Apple’s stock dipped after hours on Thursday, despite the company topping quarterly expectations and boosting its buyback program. Investors zeroed in on a modest iPhone shortfall and new signals that supply bottlenecks are dragging on flagship sales. Earlier, the shares finished the day up $0.83 at $271.35.
The timing of the report is crucial, arriving only days after Apple announced Cook will step up as executive chairman and Ternus, currently hardware chief, is set to take over as CEO on September 1. Suddenly, earnings have become a proving ground for Ternus—he’ll need to show he can sustain the iPhone juggernaut and offer investors a sharper roadmap for artificial intelligence.
Apple faces comparison to rivals making bigger AI bets. Alphabet climbed Thursday off solid cloud numbers. Meta and Microsoft, though, both slipped—investors balked at AI spending, pressing for evidence those investments will pay off.
Apple turned in $111.2 billion in revenue for its fiscal second quarter, a 17% jump year-over-year, while diluted EPS landed at $2.01—up 22%. That topped analyst forecasts: they were looking for $109.66 billion in revenue and $1.95 a share, LSEG figures cited by Reuters show.
iPhone sales missed the mark, pulling in $56.99 billion—slightly under the $57.21 billion analysts had targeted, according to Reuters. CEO Tim Cook described demand as “off the charts” in comments to Reuters, though he flagged tight supply for the advanced chips behind the iPhone 17 series, citing “less flexibility” in the supply chain. Reuters
Apple’s Mac division brought in $8.4 billion—topping the $8.02 billion estimate—driven in part by solid demand for the MacBook Neo, the budget-friendly model tied to Ternus. Services revenue, including the App Store and subscriptions, was $30.98 billion, outpacing projections. Over in Greater China, sales climbed to $20.5 billion, again ahead of what analysts were looking for.
Apple reported a gross margin of 49.27%, topping analyst expectations for 48.38%. That margin points to the company’s ability to wield pricing power and leverage bulk buying, offsetting cost pressures from pricier memory chips and processors. The supply for those components hasn’t loosened up.
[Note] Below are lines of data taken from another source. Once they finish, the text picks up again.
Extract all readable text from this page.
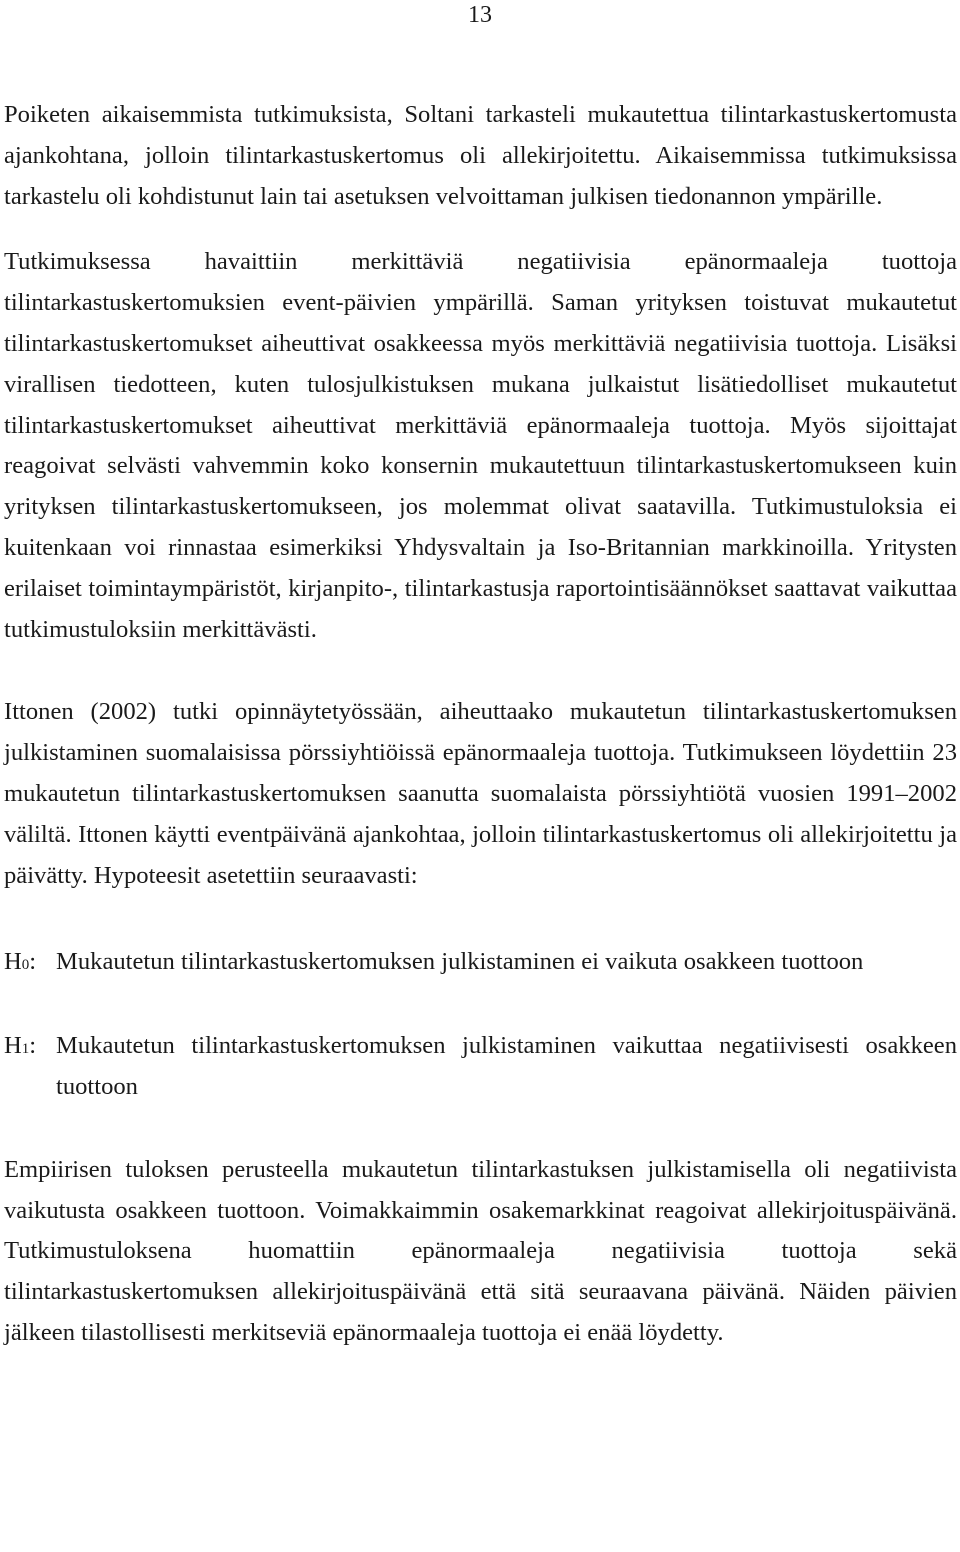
13

Poiketen aikaisemmista tutkimuksista, Soltani tarkasteli mukautettua tilintarkastuskertomusta ajankohtana, jolloin tilintarkastuskertomus oli allekirjoitettu. Aikaisemmissa tutkimuksissa tarkastelu oli kohdistunut lain tai asetuksen velvoittaman julkisen tiedonannon ympärille.

Tutkimuksessa havaittiin merkittäviä negatiivisia epänormaaleja tuottoja tilintarkastuskertomuksien event-päivien ympärillä. Saman yrityksen toistuvat mukautetut tilintarkastuskertomukset aiheuttivat osakkeessa myös merkittäviä negatiivisia tuottoja. Lisäksi virallisen tiedotteen, kuten tulosjulkistuksen mukana julkaistut lisätiedolliset mukautetut tilintarkastuskertomukset aiheuttivat merkittäviä epänormaaleja tuottoja. Myös sijoittajat reagoivat selvästi vahvemmin koko konsernin mukautettuun tilintarkastuskertomukseen kuin yrityksen tilintarkastuskertomukseen, jos molemmat olivat saatavilla. Tutkimustuloksia ei kuitenkaan voi rinnastaa esimerkiksi Yhdysvaltain ja Iso-Britannian markkinoilla. Yritysten erilaiset toimintaympäristöt, kirjanpito-, tilintarkastusja raportointisäännökset saattavat vaikuttaa tutkimustuloksiin merkittävästi.

Ittonen (2002) tutki opinnäytetyössään, aiheuttaako mukautetun tilintarkastuskertomuksen julkistaminen suomalaisissa pörssiyhtiöissä epänormaaleja tuottoja. Tutkimukseen löydettiin 23 mukautetun tilintarkastuskertomuksen saanutta suomalaista pörssiyhtiötä vuosien 1991–2002 väliltä. Ittonen käytti eventpäivänä ajankohtaa, jolloin tilintarkastuskertomus oli allekirjoitettu ja päivätty. Hypoteesit asetettiin seuraavasti:

H0: Mukautetun tilintarkastuskertomuksen julkistaminen ei vaikuta osakkeen tuottoon
H1: Mukautetun tilintarkastuskertomuksen julkistaminen vaikuttaa negatiivisesti osakkeen tuottoon

Empiirisen tuloksen perusteella mukautetun tilintarkastuksen julkistamisella oli negatiivista vaikutusta osakkeen tuottoon. Voimakkaimmin osakemarkkinat reagoivat allekirjoituspäivänä. Tutkimustuloksena huomattiin epänormaaleja negatiivisia tuottoja sekä tilintarkastuskertomuksen allekirjoituspäivänä että sitä seuraavana päivänä. Näiden päivien jälkeen tilastollisesti merkitseviä epänormaaleja tuottoja ei enää löydetty.
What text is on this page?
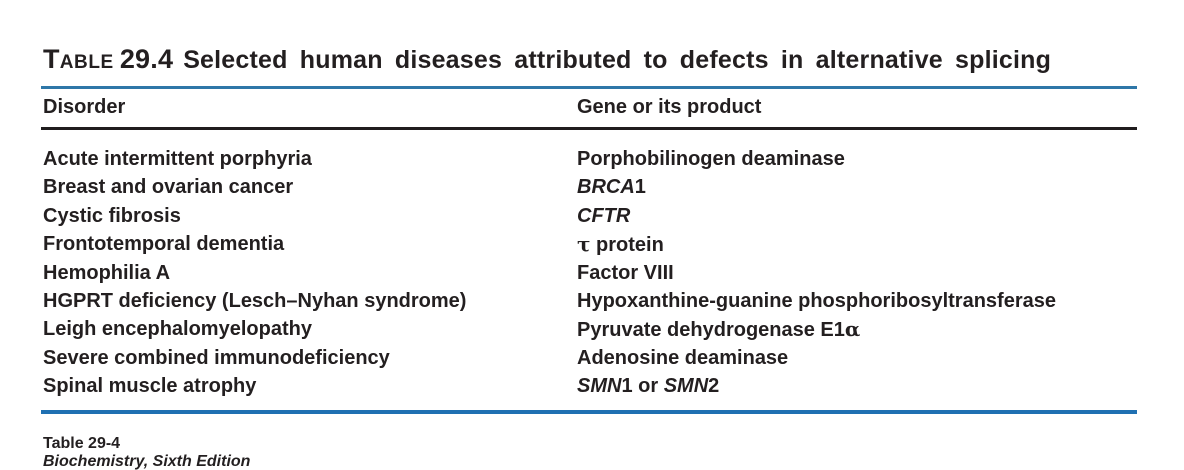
TABLE 29.4 Selected human diseases attributed to defects in alternative splicing
Disorder	Gene or its product
Acute intermittent porphyria	Porphobilinogen deaminase
Breast and ovarian cancer	BRCA1
Cystic fibrosis	CFTR
Frontotemporal dementia	τ protein
Hemophilia A	Factor VIII
HGPRT deficiency (Lesch–Nyhan syndrome)	Hypoxanthine-guanine phosphoribosyltransferase
Leigh encephalomyelopathy	Pyruvate dehydrogenase E1α
Severe combined immunodeficiency	Adenosine deaminase
Spinal muscle atrophy	SMN1 or SMN2
Table 29-4
Biochemistry, Sixth Edition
The board bumped the quarterly dividend to 27 cents a share—a 4% increase—and signed off on as much as $100 billion more for share buybacks. Shrinking the share count can give earnings per share a boost, but buybacks alone won’t address any issues with products or growth.
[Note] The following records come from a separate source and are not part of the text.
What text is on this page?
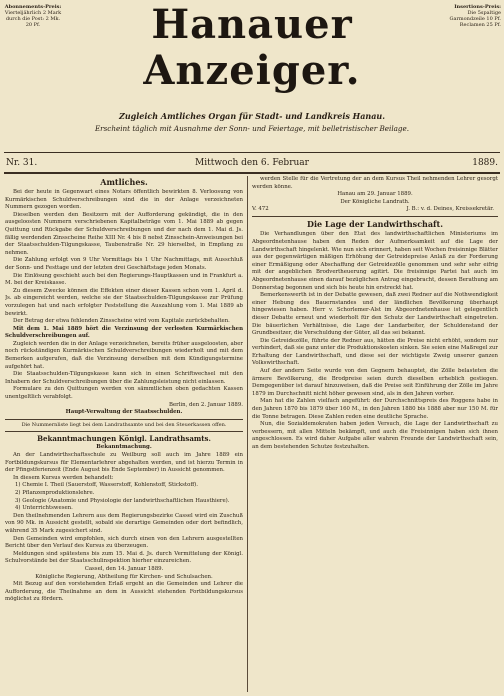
Abonnements-Preis:
Vierteljährlich 2 Mark
durch die Post: 2 Mk. 20 Pf.	Hanauer Anzeiger.
Insertions-Preis:
Die 5spaltige Garmondzeile 10 Pf.
Reclamen 25 Pf.
Zugleich Amtliches Organ für Stadt- und Landkreis Hanau.
Erscheint täglich mit Ausnahme der Sonn- und Feiertage, mit belletristischer Beilage.
Nr. 31.	Mittwoch den 6. Februar	1889.
Amtliches.

Bei der heute in Gegenwart eines Notars öffentlich bewirkten 8. Verloosung von Kurmärkischen Schuldverschreibungen sind die in der Anlage verzeichneten Nummern gezogen worden.

Dieselben werden den Besitzern mit der Aufforderung gekündigt, die in den ausgeloosten Nummern verschriebenen Kapitalbeträge vom 1. Mai 1889 ab gegen Quittung und Rückgabe der Schuldverschreibungen und der nach dem 1. Mai d. Js. fällig werdenden Zinsscheine Reihe XIII Nr. 4 bis 8 nebst Zinsschein-Anweisungen bei der Staatsschulden-Tilgungskasse, Taubenstraße Nr. 29 hierselbst, in Empfang zu nehmen.

Die Zahlung erfolgt von 9 Uhr Vormittags bis 1 Uhr Nachmittags, mit Ausschluß der Sonn- und Festtage und der letzten drei Geschäftstage jeden Monats.

Die Einlösung geschieht auch bei den Regierungs-Hauptkassen und in Frankfurt a. M. bei der Kreiskasse.

Zu diesem Zwecke können die Effekten einer dieser Kassen schon vom 1. April d. Js. ab eingereicht werden, welche sie der Staatsschulden-Tilgungskasse zur Prüfung vorzulegen hat und nach erfolgter Feststellung die Auszahlung vom 1. Mai 1889 ab bewirkt.

Der Betrag der etwa fehlenden Zinsscheine wird vom Kapitale zurückbehalten.

Mit dem 1. Mai 1889 hört die Verzinsung der verlosten Kurmärkischen Schuldverschreibungen auf.

Zugleich werden die in der Anlage verzeichneten, bereits früher ausgeloosten, aber noch rückständigen Kurmärkischen Schuldverschreibungen wiederholt und mit dem Bemerken aufgerufen, daß die Verzinsung derselben mit dem Kündigungstermine aufgehört hat.

Die Staatsschulden-Tilgungskasse kann sich in einen Schriftwechsel mit den Inhabern der Schuldverschreibungen über die Zahlungsleistung nicht einlassen.

Formulare zu den Quittungen werden von sämmtlichen oben gedachten Kassen unentgeltlich verabfolgt.

Berlin, den 2. Januar 1889.
Haupt-Verwaltung der Staatsschulden.
Die Nummernliste liegt bei dem Landrathsamte und bei den Steuerkassen offen.
Bekanntmachungen Königl. Landrathsamts.
Bekanntmachung.

An der Landwirthschaftsschule zu Weilburg soll auch im Jahre 1889 ein Fortbildungskursus für Elementarlehrer abgehalten werden, und ist hierzu Termin in der Pfingstferienzeit (Ende August bis Ende September) in Aussicht genommen.

In diesem Kursus werden behandelt:

1) Chemie I. Theil (Sauerstoff, Wasserstoff, Kohlenstoff, Stickstoff).
2) Pflanzenproduktionslehre.
3) Geologie (Anatomie und Physiologie der landwirthschaftlichen Hausthiere).
4) Unterrichtswesen.

Den theilnehmenden Lehrern aus dem Regierungsbezirke Cassel wird ein Zuschuß von 90 Mk. in Aussicht gestellt, sobald sie derartige Gemeinden oder dort befindlich, während 35 Mark zugesichert sind.

Den Gemeinden wird empfohlen, sich durch einen von den Lehrern ausgestellten Bericht über den Verlauf des Kursus zu überzeugen.

Meldungen sind spätestens bis zum 15. Mai d. Js. durch Vermittelung der Königl. Schulvorstände bei der Staatsschulinspektion hierher einzureichen.

Cassel, den 14. Januar 1889.
Königliche Regierung, Abtheilung für Kirchen- und Schulsachen.

Mit Bezug auf den vorstehenden Erlaß ergeht an die Gemeinden und Lehrer die Aufforderung, die Theilnahme an dem in Aussicht stehenden Fortbildungskursus möglichst zu fördern.

werden Stelle für die Vertretung der an dem Kursus Theil nehmenden Lehrer gesorgt werden könne.

Hanau am 29. Januar 1889.
Der Königliche Landrath.
V. 472	J. B.: v. d. Deines, Kreissekretär.
Die Lage der Landwirthschaft.

Die Verhandlungen über den Etat des landwirthschaftlichen Ministeriums im Abgeordnetenhause haben den Reden der Aufmerksamkeit auf die Lage der Landwirthschaft hingelenkt. Wie nun sich erinnert, haben seit Wochen freisinnige Blätter aus der gegenwärtigen mäßigen Erhöhung der Getreidepreise Anlaß zu der Forderung einer Ermäßigung oder Abschaffung der Getreidezölle genommen und sehr sehr eifrig mit der angeblichen Brodvertheuerung agitirt. Die freisinnige Partei hat auch im Abgeordnetenhause einen darauf bezüglichen Antrag eingebracht, dessen Berathung am Donnerstag begonnen und sich bis heute hin erstreckt hat.

Bemerkenswerth ist in der Debatte gewesen, daß zwei Redner auf die Nothwendigkeit einer Hebung des Bauernstandes und der ländlichen Bevölkerung überhaupt hingewiesen haben. Herr v. Schorlemer-Alst im Abgeordnetenhause ist gelegentlich dieser Debatte erneut und wiederholt für den Schutz der Landwirthschaft eingetreten. Die bäuerlichen Verhältnisse, die Lage der Landarbeiter, der Schuldenstand der Grundbesitzer, die Verschuldung der Güter, all das sei bekannt.

Die Getreidezölle, führte der Redner aus, hätten die Preise nicht erhöht, sondern nur verhindert, daß sie ganz unter die Produktionskosten sinken. Sie seien eine Maßregel zur Erhaltung der Landwirthschaft, und diese sei der wichtigste Zweig unserer ganzen Volkswirthschaft.

Auf der andern Seite wurde von den Gegnern behauptet, die Zölle belasteten die ärmere Bevölkerung, die Brodpreise seien durch dieselben erheblich gestiegen. Demgegenüber ist darauf hinzuweisen, daß die Preise seit Einführung der Zölle im Jahre 1879 im Durchschnitt nicht höher gewesen sind, als in den Jahren vorher.

Man hat die Zahlen vielfach angeführt: der Durchschnittspreis des Roggens habe in den Jahren 1870 bis 1879 über 160 M., in den Jahren 1880 bis 1888 aber nur 150 M. für die Tonne betragen. Diese Zahlen reden eine deutliche Sprache.

Nun, die Sozialdemokraten haben jeden Versuch, die Lage der Landwirthschaft zu verbessern, mit allen Mitteln bekämpft, und auch die Freisinnigen haben sich ihnen angeschlossen. Es wird daher Aufgabe aller wahren Freunde der Landwirthschaft sein, an dem bestehenden Schutze festzuhalten.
Apple still faces scrutiny over its AI strategy. Unlike some competitors throwing tens of billions at AI infrastructure every quarter, Apple’s approach is less aggressive on that front, though R&D spending jumped 33.5% to $11.42 billion for the quarter. CEO Tim Cook told Reuters the company was “all in” on AI, also confirming a more personalized Siri would arrive this year. Reuters
Apple’s apparent move to tap Google’s tech for Siri signals the company is open to outside AI partners, analyst Jacob Bourne at eMarketer noted. Bourne pointed out that investors are looking to John Ternus to walk the line between Apple’s careful approach to AI and mounting calls to deliver a new consumer device fit for the AI age.
Leadership questions aren’t leaving the stage just yet. “The AI story remains one up in the air,” Jay Woods, chief market strategist at Freedom Capital Markets, remarked to Reuters ahead of the report. He pointed out that investors are eyeing how the shakeup at the top might steer product innovation, capital deployment and Apple’s approach to AI in its next phase. Reuters
Strong numbers don’t mean Apple’s out of the woods. If chip bottlenecks tighten further, iPhone sales could hit a ceiling short-term. Introducing a cheaper MacBook might dent the company’s high-end image if customers start skipping pricier options. Services, for their part, are still under the regulatory microscope in Europe and beyond. With a market value near $4 trillion, Apple gives investors little patience for growth slip-ups.